In: Accounting
Marketing Arithmetic Exercise #2
Joe Stich has just become product manager for Brand X. Brand X is a consumer product with a retail price of $1.00. Retail margins on the product are 33%, while wholesalers take a 12% margin. Brand X and its direct competitors sell a total of 20 million units annually; Brand X has a 24% share of this market. Variable manufacturing costs for Brand X are $0.09 per unit. Fixed manufacturing costs are $900,000. The advertising budget for Brand X is $500,000. The Brand X product manager's salary and expenses total $35,000. Salespeople are paid entirely by a 10% commission. Shipping costs, breakage, insurance and so forth are $0.02 per unit.
1. What is the unit contribution for Brand X?
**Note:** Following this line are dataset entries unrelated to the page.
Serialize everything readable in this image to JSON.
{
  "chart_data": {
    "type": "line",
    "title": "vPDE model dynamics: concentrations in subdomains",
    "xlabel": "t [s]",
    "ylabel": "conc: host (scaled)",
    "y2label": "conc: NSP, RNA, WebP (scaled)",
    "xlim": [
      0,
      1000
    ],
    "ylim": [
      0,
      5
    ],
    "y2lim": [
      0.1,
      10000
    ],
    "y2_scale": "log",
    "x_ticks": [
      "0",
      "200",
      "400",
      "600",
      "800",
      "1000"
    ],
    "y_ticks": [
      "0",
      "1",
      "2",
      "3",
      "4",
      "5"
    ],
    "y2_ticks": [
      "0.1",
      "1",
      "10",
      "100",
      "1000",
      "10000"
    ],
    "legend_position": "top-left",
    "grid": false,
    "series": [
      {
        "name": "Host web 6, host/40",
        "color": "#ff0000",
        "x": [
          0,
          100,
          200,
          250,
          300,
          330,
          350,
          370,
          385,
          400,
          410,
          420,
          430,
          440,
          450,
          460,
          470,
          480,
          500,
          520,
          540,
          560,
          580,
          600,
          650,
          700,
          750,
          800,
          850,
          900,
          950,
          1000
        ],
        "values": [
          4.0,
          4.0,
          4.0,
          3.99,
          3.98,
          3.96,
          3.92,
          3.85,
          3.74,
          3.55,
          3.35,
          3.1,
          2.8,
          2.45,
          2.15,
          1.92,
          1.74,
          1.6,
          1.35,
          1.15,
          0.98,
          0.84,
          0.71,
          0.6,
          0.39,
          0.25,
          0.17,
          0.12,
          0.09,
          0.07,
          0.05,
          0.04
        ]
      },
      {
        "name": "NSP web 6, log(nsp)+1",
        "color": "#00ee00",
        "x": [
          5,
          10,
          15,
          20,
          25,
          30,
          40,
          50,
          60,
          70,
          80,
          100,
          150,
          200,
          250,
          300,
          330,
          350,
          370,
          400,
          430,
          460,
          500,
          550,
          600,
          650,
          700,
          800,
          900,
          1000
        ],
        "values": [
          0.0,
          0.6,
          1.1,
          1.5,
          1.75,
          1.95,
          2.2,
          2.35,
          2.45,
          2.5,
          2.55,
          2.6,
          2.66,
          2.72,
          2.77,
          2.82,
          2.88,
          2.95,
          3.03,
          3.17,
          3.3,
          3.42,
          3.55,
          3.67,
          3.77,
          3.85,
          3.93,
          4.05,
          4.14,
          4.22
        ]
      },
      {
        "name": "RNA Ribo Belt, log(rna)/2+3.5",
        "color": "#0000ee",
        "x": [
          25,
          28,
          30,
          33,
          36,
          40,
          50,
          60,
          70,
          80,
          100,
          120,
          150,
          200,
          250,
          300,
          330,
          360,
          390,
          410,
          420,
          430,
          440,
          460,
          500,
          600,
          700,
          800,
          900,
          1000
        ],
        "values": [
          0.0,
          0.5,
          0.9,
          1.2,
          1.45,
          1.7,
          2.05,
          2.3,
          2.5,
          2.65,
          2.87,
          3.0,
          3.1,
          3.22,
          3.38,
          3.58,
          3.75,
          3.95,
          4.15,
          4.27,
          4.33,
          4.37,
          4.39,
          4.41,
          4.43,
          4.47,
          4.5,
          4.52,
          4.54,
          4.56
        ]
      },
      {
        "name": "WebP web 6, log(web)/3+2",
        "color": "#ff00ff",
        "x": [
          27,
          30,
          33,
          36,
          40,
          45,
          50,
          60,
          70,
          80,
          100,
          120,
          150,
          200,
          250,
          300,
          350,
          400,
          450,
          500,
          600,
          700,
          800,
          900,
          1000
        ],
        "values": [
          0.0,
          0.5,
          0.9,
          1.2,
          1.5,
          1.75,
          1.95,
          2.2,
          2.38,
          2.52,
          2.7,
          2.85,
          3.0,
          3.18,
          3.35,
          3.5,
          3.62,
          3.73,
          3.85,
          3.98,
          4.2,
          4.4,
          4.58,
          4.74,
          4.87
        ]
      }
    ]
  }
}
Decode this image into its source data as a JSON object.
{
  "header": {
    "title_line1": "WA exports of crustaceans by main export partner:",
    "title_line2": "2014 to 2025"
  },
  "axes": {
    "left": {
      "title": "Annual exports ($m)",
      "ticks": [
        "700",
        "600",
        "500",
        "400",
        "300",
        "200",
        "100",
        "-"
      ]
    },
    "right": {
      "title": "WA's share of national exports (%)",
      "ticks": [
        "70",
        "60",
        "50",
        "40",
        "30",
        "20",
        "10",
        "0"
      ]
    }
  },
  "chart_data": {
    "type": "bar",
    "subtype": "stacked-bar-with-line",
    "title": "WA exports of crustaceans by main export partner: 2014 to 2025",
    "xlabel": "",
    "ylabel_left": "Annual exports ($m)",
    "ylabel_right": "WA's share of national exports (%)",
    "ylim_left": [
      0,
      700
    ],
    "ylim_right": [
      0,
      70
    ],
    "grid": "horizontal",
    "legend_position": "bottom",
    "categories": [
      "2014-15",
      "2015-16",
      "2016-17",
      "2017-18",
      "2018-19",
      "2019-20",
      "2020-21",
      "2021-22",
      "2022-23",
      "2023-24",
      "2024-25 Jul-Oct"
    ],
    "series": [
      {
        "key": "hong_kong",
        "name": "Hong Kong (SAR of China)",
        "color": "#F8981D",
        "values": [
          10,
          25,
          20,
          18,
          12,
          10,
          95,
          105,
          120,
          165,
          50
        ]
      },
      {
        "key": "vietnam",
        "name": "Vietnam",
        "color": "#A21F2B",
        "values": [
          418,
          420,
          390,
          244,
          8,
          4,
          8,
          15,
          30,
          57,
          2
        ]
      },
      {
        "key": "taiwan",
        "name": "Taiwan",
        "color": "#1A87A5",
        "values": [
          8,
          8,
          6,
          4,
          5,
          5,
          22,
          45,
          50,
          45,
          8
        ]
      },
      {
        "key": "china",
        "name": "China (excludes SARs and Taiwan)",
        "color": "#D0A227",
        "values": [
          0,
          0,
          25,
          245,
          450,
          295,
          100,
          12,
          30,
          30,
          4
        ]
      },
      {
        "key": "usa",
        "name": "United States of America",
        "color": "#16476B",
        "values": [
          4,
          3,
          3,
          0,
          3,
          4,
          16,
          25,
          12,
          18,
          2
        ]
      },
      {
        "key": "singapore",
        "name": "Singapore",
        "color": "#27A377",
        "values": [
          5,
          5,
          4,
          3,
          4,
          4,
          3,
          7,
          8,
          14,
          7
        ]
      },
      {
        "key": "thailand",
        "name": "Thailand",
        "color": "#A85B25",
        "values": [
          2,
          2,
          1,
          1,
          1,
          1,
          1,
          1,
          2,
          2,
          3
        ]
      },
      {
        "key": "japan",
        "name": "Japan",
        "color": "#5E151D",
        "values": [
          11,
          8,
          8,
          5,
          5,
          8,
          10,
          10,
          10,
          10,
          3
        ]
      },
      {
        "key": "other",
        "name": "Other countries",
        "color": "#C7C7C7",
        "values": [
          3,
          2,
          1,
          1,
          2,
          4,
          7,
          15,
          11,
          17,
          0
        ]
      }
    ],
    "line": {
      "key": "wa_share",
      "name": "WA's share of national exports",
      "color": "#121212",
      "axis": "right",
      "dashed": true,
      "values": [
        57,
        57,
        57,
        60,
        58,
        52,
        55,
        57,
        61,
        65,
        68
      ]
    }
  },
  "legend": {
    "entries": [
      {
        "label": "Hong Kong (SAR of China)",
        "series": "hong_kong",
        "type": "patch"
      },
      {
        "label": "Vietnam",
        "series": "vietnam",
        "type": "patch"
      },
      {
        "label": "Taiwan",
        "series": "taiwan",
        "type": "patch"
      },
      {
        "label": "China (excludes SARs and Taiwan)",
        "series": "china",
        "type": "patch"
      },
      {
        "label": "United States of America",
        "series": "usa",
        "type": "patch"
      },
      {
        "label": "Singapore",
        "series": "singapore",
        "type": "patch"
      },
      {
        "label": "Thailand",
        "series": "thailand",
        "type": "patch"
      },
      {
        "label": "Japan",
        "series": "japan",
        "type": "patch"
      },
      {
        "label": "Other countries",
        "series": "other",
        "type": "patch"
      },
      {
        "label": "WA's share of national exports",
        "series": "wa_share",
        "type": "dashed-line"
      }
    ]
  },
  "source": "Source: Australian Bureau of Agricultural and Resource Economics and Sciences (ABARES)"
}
2. What is Brand X's break-even point?
3. What market share does Brand X need to break even?
4. What is Brand X's profit impact? [Note profit impact = total contribution – fixed costs]
5. Industry demand is expected to increase to 23 million units next year. Mr. Stich is considering raising his advertising budget to $1 million.
5a. If the advertising budget is raised, how many units will Brand X have to sell to break even?
5b. How many units will Brand X have to sell in order for it to achieve the same profit impact that it did this year?
5c. What will Brand X's market share have to be next year for its profit impact to be the same as this year?
5d. What will Brand X's market share have to be for it to have a $1 million profit impact?